Nesta reta final, os observadores esperam um impulso da conferência Our Ocean ("Nosso Oceano"), que acontece simultaneamente no Panamá, na presença de vários ministros que discutem a proteção e exploração sustentável dos oceanos.

A chanceler panamenha, Janaina Tewaney, anunciou que foram firmados "341 novos compromissos" para combater a poluição, a pesca ilegal e outras ameaças ao mar, que implicam fundos de 19,9 bilhões de dólares (cerca de 98,7 bilhões de reais).

A França anunciou que se juntará ao "corredor" de conservação no Pacífico Tropical, criado por Estados Unidos, Panamá e Fiji, para "ampliar a cooperação a serviço da proteção dos oceanos e da biodiversidade marinha", segundo o secretário de Estado francês para o Mar, Hervé Berville.

Em dezembro, todos os governos do mundo se comprometeram a proteger 30% de todas as terras e oceanos até 2030. Um desafio que não inclui o alto-mar, do qual apenas 1% está protegido atualmente.

Igualdade Norte-Sul

Um dos temas sensíveis é a mineração submarina, que também está sendo discutida no Panamá, onde a vice-chanceler chilena, Ximena Fuentes, disse à AFP que iniciar tal atividade "com regras muito gerais pode ser a receita para um desastre ambiental", pelo qual o seu país defende "pelo menos" 15 anos de moratória.

"Apesar das diferentes questões pendentes - e a lista é longa -, minha impressão é de que haverá um acordo ao final desta sessão", disse à AFP Li Shuo, do Greenpeace.

Para Li Shuo, há vontade política e tudo se resume "ao Norte contra o Sul, a questão da justiça e da equidade".

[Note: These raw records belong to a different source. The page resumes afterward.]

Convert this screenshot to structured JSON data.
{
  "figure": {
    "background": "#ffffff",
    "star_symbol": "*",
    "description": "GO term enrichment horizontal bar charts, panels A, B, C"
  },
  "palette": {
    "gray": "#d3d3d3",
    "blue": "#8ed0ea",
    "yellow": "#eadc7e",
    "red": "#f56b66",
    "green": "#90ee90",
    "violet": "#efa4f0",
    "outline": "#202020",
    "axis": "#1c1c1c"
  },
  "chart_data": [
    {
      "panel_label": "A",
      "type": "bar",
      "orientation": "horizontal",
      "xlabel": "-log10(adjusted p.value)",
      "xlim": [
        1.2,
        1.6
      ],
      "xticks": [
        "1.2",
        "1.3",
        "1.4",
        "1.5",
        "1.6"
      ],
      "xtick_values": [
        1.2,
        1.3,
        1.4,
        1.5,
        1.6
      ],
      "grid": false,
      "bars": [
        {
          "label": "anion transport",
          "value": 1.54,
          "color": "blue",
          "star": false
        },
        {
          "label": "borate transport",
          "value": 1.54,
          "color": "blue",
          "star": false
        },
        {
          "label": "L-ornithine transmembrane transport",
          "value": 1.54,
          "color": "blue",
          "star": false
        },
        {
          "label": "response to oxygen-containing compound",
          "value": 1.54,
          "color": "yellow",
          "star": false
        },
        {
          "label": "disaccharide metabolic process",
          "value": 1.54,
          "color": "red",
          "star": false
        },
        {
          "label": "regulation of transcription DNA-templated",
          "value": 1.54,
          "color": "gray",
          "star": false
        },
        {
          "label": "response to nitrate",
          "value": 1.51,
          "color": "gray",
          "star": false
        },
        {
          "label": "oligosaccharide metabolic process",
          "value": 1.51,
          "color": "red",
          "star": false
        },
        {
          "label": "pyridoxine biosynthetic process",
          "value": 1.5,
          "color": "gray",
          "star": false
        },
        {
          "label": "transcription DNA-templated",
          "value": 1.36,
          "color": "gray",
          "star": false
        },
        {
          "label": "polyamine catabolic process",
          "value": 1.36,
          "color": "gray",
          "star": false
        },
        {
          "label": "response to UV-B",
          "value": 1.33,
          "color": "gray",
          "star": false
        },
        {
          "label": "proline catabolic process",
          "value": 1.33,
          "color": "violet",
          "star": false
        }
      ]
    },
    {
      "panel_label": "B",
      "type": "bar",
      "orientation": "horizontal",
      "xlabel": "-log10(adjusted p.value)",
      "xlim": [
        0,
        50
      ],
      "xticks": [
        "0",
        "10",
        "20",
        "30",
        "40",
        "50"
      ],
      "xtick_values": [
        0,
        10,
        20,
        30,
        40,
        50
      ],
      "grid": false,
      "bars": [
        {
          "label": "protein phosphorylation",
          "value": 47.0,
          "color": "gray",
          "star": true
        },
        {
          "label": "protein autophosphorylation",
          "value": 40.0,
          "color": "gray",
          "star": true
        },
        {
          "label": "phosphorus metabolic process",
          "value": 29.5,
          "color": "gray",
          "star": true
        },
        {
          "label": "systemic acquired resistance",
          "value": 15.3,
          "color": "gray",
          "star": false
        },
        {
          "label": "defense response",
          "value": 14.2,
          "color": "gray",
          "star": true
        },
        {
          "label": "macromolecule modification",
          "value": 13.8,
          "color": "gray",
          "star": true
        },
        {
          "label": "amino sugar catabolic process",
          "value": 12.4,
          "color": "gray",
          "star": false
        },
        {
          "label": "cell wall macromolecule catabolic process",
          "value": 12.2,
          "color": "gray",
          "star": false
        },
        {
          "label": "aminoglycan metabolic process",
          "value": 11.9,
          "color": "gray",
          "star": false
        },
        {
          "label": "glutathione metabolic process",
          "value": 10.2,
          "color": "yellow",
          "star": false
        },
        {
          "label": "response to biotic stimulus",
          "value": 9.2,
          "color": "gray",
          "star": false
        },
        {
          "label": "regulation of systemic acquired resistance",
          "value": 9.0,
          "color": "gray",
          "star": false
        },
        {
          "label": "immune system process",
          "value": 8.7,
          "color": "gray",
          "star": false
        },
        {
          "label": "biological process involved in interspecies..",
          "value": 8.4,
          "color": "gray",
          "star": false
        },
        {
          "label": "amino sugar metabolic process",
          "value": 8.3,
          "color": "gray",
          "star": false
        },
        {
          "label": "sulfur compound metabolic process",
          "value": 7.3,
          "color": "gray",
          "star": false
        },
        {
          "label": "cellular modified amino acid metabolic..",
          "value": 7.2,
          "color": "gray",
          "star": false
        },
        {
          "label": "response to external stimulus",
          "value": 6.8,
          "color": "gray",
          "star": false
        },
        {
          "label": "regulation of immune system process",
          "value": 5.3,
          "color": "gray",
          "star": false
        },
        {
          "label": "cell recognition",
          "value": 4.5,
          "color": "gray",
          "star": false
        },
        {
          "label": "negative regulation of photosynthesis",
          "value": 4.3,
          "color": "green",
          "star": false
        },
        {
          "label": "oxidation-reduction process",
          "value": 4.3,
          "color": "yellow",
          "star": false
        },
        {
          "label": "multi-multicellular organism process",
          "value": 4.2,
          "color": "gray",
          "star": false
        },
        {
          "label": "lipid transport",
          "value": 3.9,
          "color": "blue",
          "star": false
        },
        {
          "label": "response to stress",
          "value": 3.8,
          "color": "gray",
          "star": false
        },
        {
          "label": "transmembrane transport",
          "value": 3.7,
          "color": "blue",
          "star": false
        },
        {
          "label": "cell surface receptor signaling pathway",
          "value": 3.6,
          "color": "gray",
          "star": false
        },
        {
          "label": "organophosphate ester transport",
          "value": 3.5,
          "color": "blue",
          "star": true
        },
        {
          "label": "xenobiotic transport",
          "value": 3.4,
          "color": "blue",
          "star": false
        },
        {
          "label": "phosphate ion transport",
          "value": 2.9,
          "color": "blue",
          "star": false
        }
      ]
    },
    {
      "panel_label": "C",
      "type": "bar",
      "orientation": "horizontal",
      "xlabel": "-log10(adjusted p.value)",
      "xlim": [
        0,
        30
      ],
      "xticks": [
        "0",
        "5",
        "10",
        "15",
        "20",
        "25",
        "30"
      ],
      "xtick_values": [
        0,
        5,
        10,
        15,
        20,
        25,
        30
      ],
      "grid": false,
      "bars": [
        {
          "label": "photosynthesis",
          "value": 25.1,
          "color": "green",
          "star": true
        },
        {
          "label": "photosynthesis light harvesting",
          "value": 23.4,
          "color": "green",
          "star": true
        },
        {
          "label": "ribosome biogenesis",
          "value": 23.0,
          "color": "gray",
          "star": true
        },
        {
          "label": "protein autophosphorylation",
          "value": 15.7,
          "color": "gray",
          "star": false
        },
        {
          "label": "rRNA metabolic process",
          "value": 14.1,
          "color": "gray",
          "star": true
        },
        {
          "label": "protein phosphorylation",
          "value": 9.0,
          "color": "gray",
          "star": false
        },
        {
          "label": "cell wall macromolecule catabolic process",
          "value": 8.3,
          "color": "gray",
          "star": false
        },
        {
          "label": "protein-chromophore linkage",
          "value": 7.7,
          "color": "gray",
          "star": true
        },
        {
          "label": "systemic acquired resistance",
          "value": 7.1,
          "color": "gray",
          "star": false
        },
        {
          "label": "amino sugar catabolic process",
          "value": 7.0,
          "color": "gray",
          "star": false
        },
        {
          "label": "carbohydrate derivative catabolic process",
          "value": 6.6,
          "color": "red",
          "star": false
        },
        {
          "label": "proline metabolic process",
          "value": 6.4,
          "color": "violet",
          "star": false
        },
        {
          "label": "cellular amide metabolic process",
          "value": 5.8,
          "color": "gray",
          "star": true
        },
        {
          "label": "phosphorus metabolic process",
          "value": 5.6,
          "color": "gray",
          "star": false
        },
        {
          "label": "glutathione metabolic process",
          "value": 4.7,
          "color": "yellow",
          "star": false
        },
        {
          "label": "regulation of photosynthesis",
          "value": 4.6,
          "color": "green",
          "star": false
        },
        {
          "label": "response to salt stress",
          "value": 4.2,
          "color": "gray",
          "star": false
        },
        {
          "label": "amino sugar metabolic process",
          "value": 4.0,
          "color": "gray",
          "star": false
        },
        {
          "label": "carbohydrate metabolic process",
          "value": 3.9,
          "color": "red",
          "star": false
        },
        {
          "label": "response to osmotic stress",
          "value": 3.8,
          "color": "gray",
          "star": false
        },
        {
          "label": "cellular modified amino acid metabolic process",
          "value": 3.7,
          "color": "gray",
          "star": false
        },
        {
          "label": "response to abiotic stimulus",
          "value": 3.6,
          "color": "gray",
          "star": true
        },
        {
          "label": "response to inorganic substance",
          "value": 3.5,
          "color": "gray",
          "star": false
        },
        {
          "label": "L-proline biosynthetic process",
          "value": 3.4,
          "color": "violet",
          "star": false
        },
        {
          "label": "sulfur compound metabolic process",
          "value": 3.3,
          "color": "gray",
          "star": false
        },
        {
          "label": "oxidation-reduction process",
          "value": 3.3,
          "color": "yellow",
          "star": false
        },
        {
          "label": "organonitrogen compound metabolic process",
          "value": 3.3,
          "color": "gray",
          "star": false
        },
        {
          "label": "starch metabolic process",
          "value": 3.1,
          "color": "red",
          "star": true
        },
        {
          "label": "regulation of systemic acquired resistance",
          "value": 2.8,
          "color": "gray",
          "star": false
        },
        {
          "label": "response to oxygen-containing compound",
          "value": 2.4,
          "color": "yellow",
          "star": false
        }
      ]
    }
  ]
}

Os países em desenvolvimento estão preocupados por não ser parte plena do tratado devido à falta de recursos financeiros e temem ficar de fora da comercialização de potenciais moléculas milagrosas que podem ser descobertas em águas internacionais.

A União Europeia prometeu, em Nova York, 40 milhões de euros (220 milhões de reais) para facilitar a ratificação do tratado e sua aplicação inicial. Além disso, anunciou no Panamá mais de 800 milhões de euros (4,1 bilhões de reais) para a proteção dos oceanos até 2023.

Segundo observadores questionados pela AFP, resolver os aspectos financeiros, politicamente muito sensíveis, poderia desbloquear todo o resto e permitir, finalmente, submeter o texto à aprovação da conferência.